Unpublished pre-web Fish or Cut Bait circa 1998






Footnote links:
Kind of bummed I missed the 24 hour abstract comic day - Process.
Finger Painting: Dead End - The New Yorker
Unexpected precursors: Scott McCloud, part II - Abstract Comics: The Blog
A man, a plan, a canal - weathercraft! - The Woodring Monitor
The Swipe File - Nest Issue!

4 comments:

Ms. Brazil said...

swoon...

Jacques deBeaufort said...

awesome stuff

Anonymous said...

Steve I had a strange experience looking at the first panel of that comic. It seemed strangely familiar then I realized it must have been drawn in conjunction with the following (in a booklet done in 1996):

'One afternoon the man who saw was seen at the best stop. He was reprimanding a woman as she got on the bus and though it was difficult to hear what he was saying, it seemed quite harsh. The man was about to get on also when, at the last meoment he spun around and headed back towards the bench. Then just as abruptly, he turned his attention to the ground and started lecturing again. As he did, he bent over at the waist and pointed at the concrete shaking his finder. Bending lower and lower, he sternly addressed the spot that offended him, until he finally gave the sidewalk a polk and let out a loud laugh.

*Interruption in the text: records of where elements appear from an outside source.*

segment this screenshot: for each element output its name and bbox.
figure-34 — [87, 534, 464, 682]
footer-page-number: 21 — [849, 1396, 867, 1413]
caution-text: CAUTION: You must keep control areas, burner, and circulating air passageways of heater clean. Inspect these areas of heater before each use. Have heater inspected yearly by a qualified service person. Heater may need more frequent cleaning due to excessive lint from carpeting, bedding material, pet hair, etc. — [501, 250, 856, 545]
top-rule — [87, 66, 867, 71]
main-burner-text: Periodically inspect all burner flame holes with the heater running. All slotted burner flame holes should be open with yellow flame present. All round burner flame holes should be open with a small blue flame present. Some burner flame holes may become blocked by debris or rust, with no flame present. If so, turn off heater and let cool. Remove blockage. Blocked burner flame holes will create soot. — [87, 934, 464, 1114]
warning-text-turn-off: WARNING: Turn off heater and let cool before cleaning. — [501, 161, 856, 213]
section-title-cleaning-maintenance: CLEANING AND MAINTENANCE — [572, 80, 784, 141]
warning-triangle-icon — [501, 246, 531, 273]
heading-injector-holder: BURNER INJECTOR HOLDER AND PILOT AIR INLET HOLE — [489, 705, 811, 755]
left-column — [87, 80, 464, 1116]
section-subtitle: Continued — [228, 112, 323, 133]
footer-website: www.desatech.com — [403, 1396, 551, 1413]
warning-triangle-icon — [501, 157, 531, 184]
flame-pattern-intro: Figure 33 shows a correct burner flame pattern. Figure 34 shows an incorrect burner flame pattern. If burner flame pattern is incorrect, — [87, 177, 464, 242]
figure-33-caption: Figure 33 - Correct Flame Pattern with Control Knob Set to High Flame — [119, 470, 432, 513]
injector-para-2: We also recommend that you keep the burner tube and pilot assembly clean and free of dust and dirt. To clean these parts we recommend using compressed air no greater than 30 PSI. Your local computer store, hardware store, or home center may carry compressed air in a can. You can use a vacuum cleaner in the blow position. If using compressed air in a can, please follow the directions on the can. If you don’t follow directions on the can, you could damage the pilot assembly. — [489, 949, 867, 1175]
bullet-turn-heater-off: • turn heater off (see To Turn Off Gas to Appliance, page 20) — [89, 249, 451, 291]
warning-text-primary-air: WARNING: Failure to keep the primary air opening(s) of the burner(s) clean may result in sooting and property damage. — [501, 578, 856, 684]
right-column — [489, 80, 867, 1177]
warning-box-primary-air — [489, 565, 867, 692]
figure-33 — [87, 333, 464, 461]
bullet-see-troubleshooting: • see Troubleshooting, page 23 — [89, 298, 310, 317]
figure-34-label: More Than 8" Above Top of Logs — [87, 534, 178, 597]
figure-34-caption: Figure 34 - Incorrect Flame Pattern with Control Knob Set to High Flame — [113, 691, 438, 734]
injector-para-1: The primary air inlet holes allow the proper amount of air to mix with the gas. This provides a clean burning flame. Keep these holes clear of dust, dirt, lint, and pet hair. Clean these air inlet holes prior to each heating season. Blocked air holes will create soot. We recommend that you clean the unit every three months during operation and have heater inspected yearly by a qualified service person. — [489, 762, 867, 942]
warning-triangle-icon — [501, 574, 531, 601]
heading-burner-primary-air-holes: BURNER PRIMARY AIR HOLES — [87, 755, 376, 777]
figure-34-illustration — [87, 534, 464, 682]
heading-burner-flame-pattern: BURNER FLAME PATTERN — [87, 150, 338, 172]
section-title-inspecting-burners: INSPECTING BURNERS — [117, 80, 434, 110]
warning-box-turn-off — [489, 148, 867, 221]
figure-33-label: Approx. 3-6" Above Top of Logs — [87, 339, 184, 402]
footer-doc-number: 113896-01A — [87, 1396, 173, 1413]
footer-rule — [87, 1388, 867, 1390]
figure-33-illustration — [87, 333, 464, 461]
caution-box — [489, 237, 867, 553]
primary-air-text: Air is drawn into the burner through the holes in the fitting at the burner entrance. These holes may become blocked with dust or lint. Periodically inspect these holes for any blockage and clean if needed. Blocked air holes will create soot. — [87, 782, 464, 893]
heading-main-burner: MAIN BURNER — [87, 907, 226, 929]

Screens blown out of his windows, the Man Who Saw had the whole world whistling through his head. He was no longer able to narrow down experience into what he felt in opposition to , and what was just there, acquiescent. At odds with all of matter, he had set out to defeat it bit by bit for the rest of his days.'

-Having had a more experience with mental illness now, it all seems quite romanticized, but that's youth for ya... Brock

Steven LaRose said...

YES! Brock you are right. I remember in the first Fish or Cut Bait, well, actually, the only print edition, you wrote two of the other "stories" or vignettes. I suspected that this was partially yours and it was all just too weird as I have been revisiting the sequential art world as I've been checking out today's Abstract Comics crowd. Then your phone call came, all the way from Scotland and the double weirdness of us naming our dogs Boo.